PCoIP Data Encryption Ciphers
Encryption ciphers used for PCoIP UDP data encryption. "AES-256-GCM, AES-128-GCM" is the default setting. AES-256-GCM will get negotiated if the client supports it, otherwise, AES-128-GCM will get negotiated.
PCoIP event log verbosity¶
| Directive | Range | Increment | Default |
|---|---|---|---|
Event filter mode |
0 – 3 | 1 | 2 |
This setting takes effect immediately. This policy enables the configuration of the PCoIP event log verbosity ranging from 0 (least verbose) to 3 (most verbose).
When this policy is Disabled or Not Configured, the default event log verbosity setting is 2. When this policy is Configured, the setting controls the verbosity level as described above.
PCoIP log retention¶
| Directive | Range | Increment | Default |
|---|---|---|---|
Max log retention days |
7 – 100 | 1 | 30 |
This setting takes effect immediately. This policy sets the retention period (in days) for PCoIP logs that have been archived. PCoIP log files are periodically archived to %PROGRAMDATA%\Teradici\logs\ROTATE. When this policy is Disabled or Not Configured, archived logs that have not been modified in 30 days are removed. When this policy is Configured, the setting controls the retention period as described above.

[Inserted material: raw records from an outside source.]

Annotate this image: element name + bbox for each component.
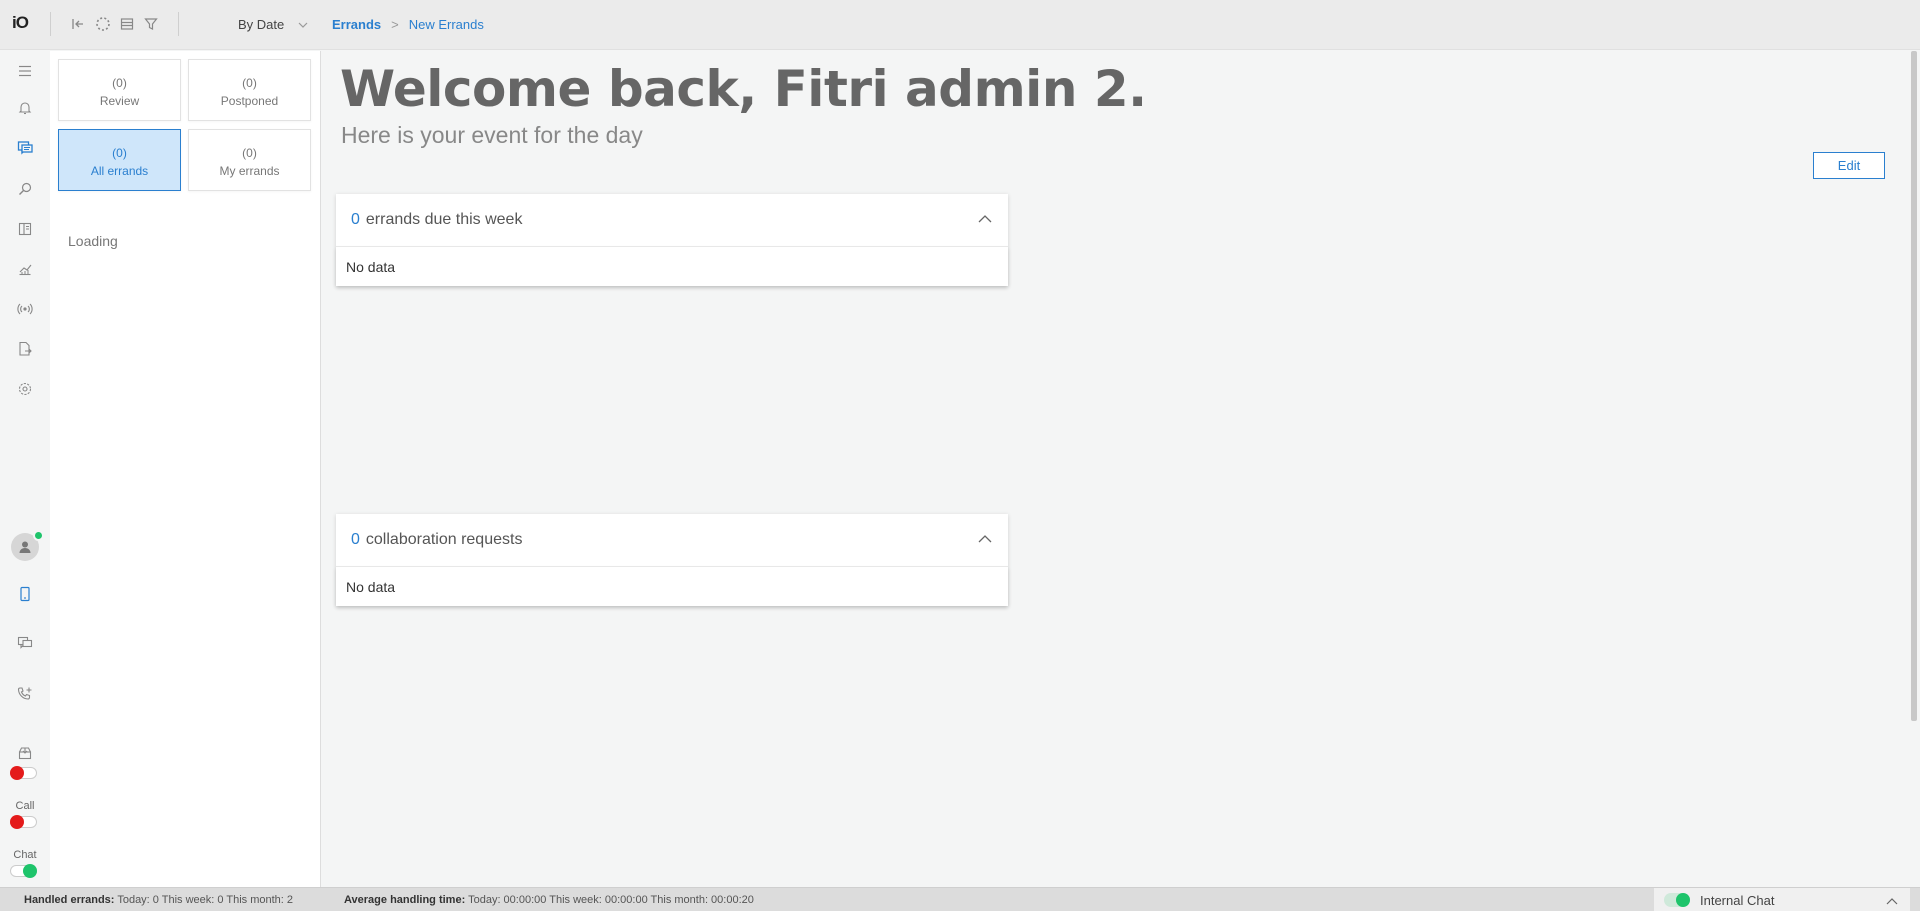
left-rail: Call Chat xyxy=(0,51,50,905)
collapse-left-icon[interactable] xyxy=(68,14,88,34)
toggle-knob xyxy=(10,815,24,829)
filter-tile-my-errands[interactable]: (0) My errands xyxy=(188,129,311,191)
library-icon[interactable] xyxy=(13,217,37,241)
bell-icon[interactable] xyxy=(13,96,37,120)
toggle-knob xyxy=(1676,893,1690,907)
card-empty-text: No data xyxy=(336,247,1008,286)
top-bar: iO By Date Errands > New Errands xyxy=(0,0,1920,50)
filter-count: (0) xyxy=(242,76,257,90)
welcome-heading: Welcome back, Fitri admin 2. xyxy=(340,60,1147,118)
filter-tile-postponed[interactable]: (0) Postponed xyxy=(188,59,311,121)
card-empty-text: No data xyxy=(336,567,1008,606)
list-icon[interactable] xyxy=(117,14,137,34)
filter-count: (0) xyxy=(242,146,257,160)
call-availability-toggle[interactable] xyxy=(10,815,37,829)
sort-dropdown[interactable]: By Date xyxy=(238,17,308,32)
breadcrumb-errands[interactable]: Errands xyxy=(332,17,381,32)
toggle-knob xyxy=(10,766,24,780)
breadcrumb-new-errands[interactable]: New Errands xyxy=(409,17,484,32)
sort-label: By Date xyxy=(238,17,285,32)
handled-errands-label: Handled errands: xyxy=(24,894,115,906)
filter-tile-review[interactable]: (0) Review xyxy=(58,59,181,121)
filter-icon[interactable] xyxy=(141,14,161,34)
chevron-up-icon[interactable] xyxy=(1886,893,1898,908)
average-handling-time-value: Today: 00:00:00 This week: 00:00:00 This… xyxy=(468,894,754,906)
chat-availability-toggle[interactable] xyxy=(10,864,37,878)
online-status-dot xyxy=(33,530,44,541)
card-header[interactable]: 0 errands due this week xyxy=(336,194,1008,247)
card-count: 0 xyxy=(351,531,360,548)
export-icon[interactable] xyxy=(13,337,37,361)
phone-device-icon[interactable] xyxy=(13,582,37,606)
filter-label: Review xyxy=(99,94,140,108)
breadcrumb: Errands > New Errands xyxy=(332,17,484,32)
chevron-down-icon xyxy=(298,19,308,31)
chevron-up-icon[interactable] xyxy=(978,530,992,548)
chevron-up-icon[interactable] xyxy=(978,210,992,228)
internal-chat-toggle[interactable] xyxy=(1664,893,1690,907)
broadcast-icon[interactable] xyxy=(13,297,37,321)
search-icon[interactable] xyxy=(13,177,37,201)
average-handling-time-stat: Average handling time: Today: 00:00:00 T… xyxy=(344,894,754,906)
handled-errands-value: Today: 0 This week: 0 This month: 2 xyxy=(117,894,294,906)
add-call-icon[interactable] xyxy=(13,682,37,706)
inbox-icon[interactable] xyxy=(13,741,37,765)
filter-count: (0) xyxy=(112,76,127,90)
toolbar-divider xyxy=(50,12,51,36)
errand-filter-panel: (0) Review (0) Postponed (0) All errands… xyxy=(50,51,321,887)
vertical-scrollbar[interactable] xyxy=(1911,51,1917,721)
loading-text: Loading xyxy=(68,233,118,249)
breadcrumb-separator: > xyxy=(391,17,399,32)
welcome-subtitle: Here is your event for the day xyxy=(341,122,643,148)
filter-label: My errands xyxy=(219,164,280,178)
collaboration-requests-card: 0 collaboration requests No data xyxy=(336,514,1008,606)
toggle-knob xyxy=(23,864,37,878)
handled-errands-stat: Handled errands: Today: 0 This week: 0 T… xyxy=(24,894,293,906)
card-count: 0 xyxy=(351,211,360,228)
card-header[interactable]: 0 collaboration requests xyxy=(336,514,1008,567)
app-logo[interactable]: iO xyxy=(12,13,29,33)
errands-icon[interactable] xyxy=(13,136,37,160)
filter-label: All errands xyxy=(90,164,149,178)
internal-chat-bar[interactable]: Internal Chat xyxy=(1654,888,1910,911)
loading-icon[interactable] xyxy=(93,14,113,34)
edit-button[interactable]: Edit xyxy=(1813,152,1885,179)
email-availability-toggle[interactable] xyxy=(10,766,37,780)
status-bar: Handled errands: Today: 0 This week: 0 T… xyxy=(0,887,1920,911)
average-handling-time-label: Average handling time: xyxy=(344,894,466,906)
statistics-icon[interactable] xyxy=(13,257,37,281)
internal-chat-label: Internal Chat xyxy=(1700,892,1775,908)
filter-label: Postponed xyxy=(220,94,279,108)
card-title: collaboration requests xyxy=(365,531,523,548)
call-label: Call xyxy=(15,800,35,812)
menu-icon[interactable] xyxy=(13,59,37,83)
avatar[interactable] xyxy=(11,530,44,561)
filter-count: (0) xyxy=(112,146,127,160)
filter-tile-all-errands[interactable]: (0) All errands xyxy=(58,129,181,191)
settings-icon[interactable] xyxy=(13,377,37,401)
card-title: errands due this week xyxy=(365,211,523,228)
chat-transfer-icon[interactable] xyxy=(13,631,37,655)
chat-label: Chat xyxy=(13,849,37,861)
toolbar-divider xyxy=(178,12,179,36)
errands-due-card: 0 errands due this week No data xyxy=(336,194,1008,286)
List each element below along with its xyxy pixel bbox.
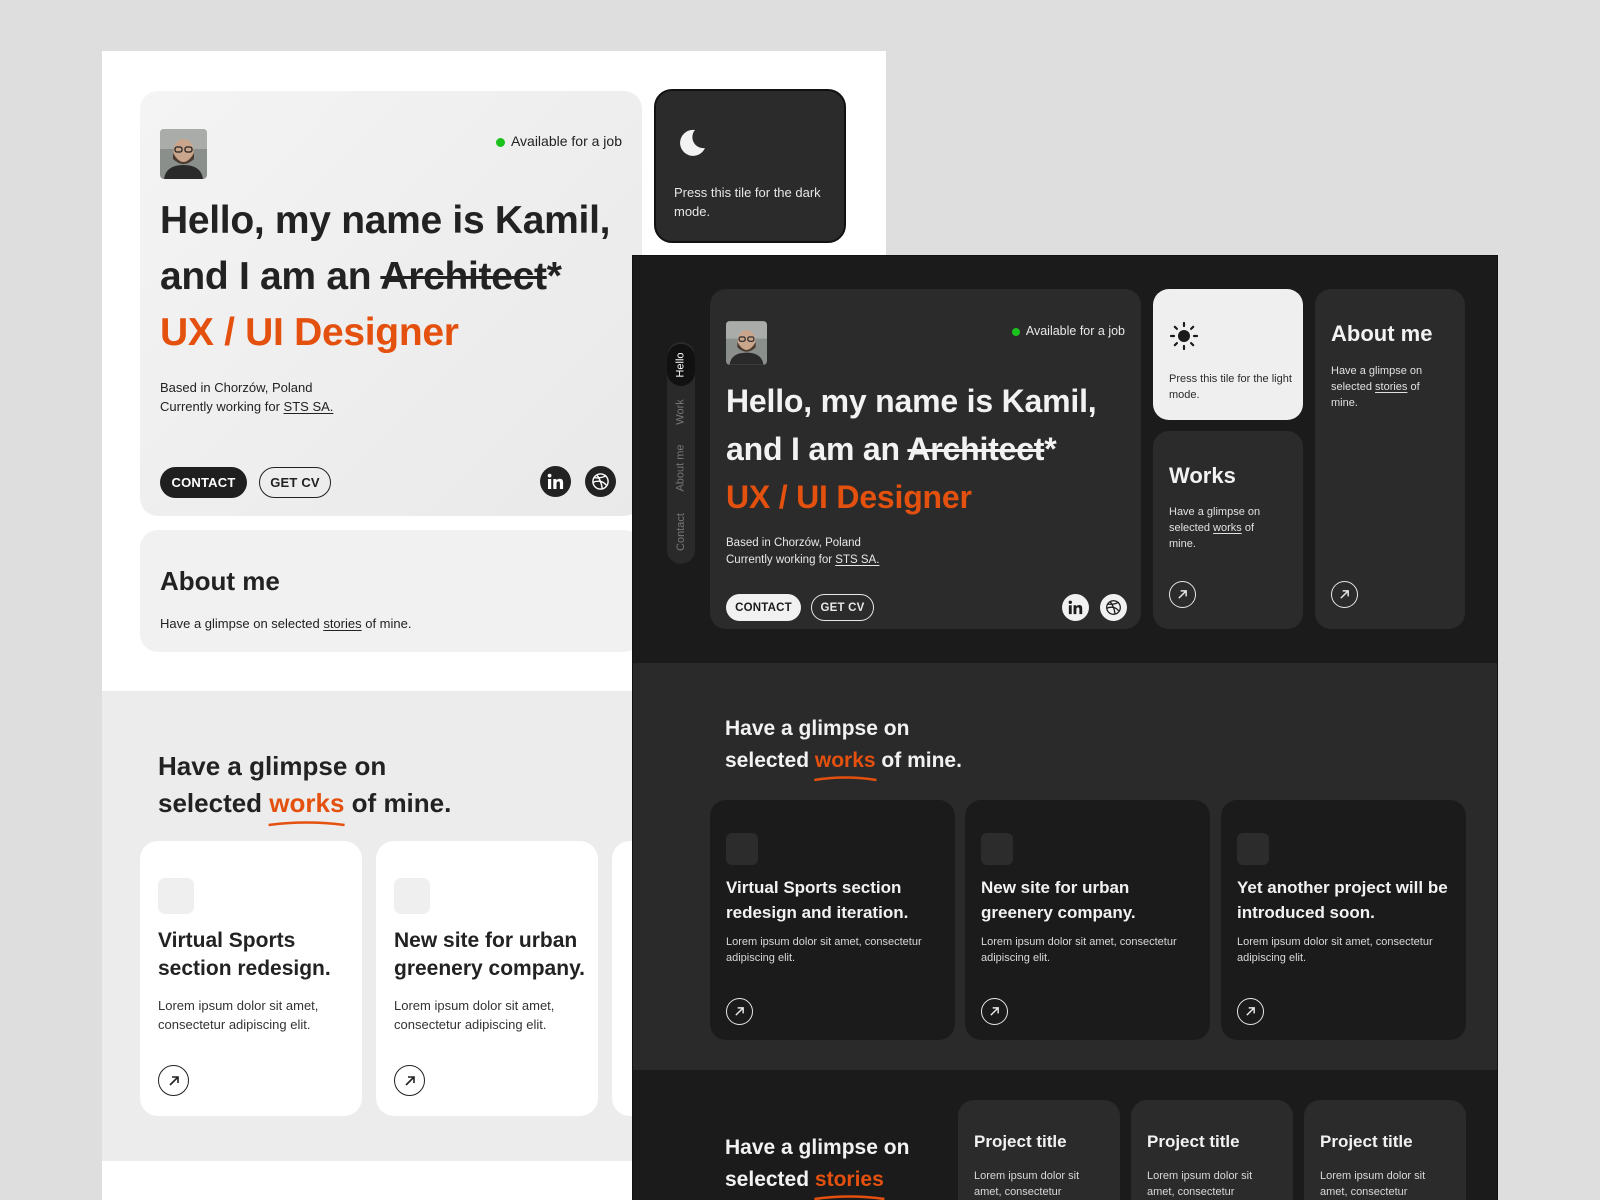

When configuring a retention period PowerShell 4.0 or newer is required. If an older PowerShell version is installed then the default retention period will be used, regardless of the configured setting.
Proxy Access to a remote License Server¶
| Directive | Options | Range | Increment | Default |
|---|---|---|---|---|
License proxy server |
string (up to 511 characters) | Not configured | ||
License proxy port |
0 – 65535 | 1 | Not configured |
This setting takes effect when you start the next session. If a proxy is required to access a local License Server or the Cloud License Server, enter those parameters here. These parameters are loaded only during agent startup.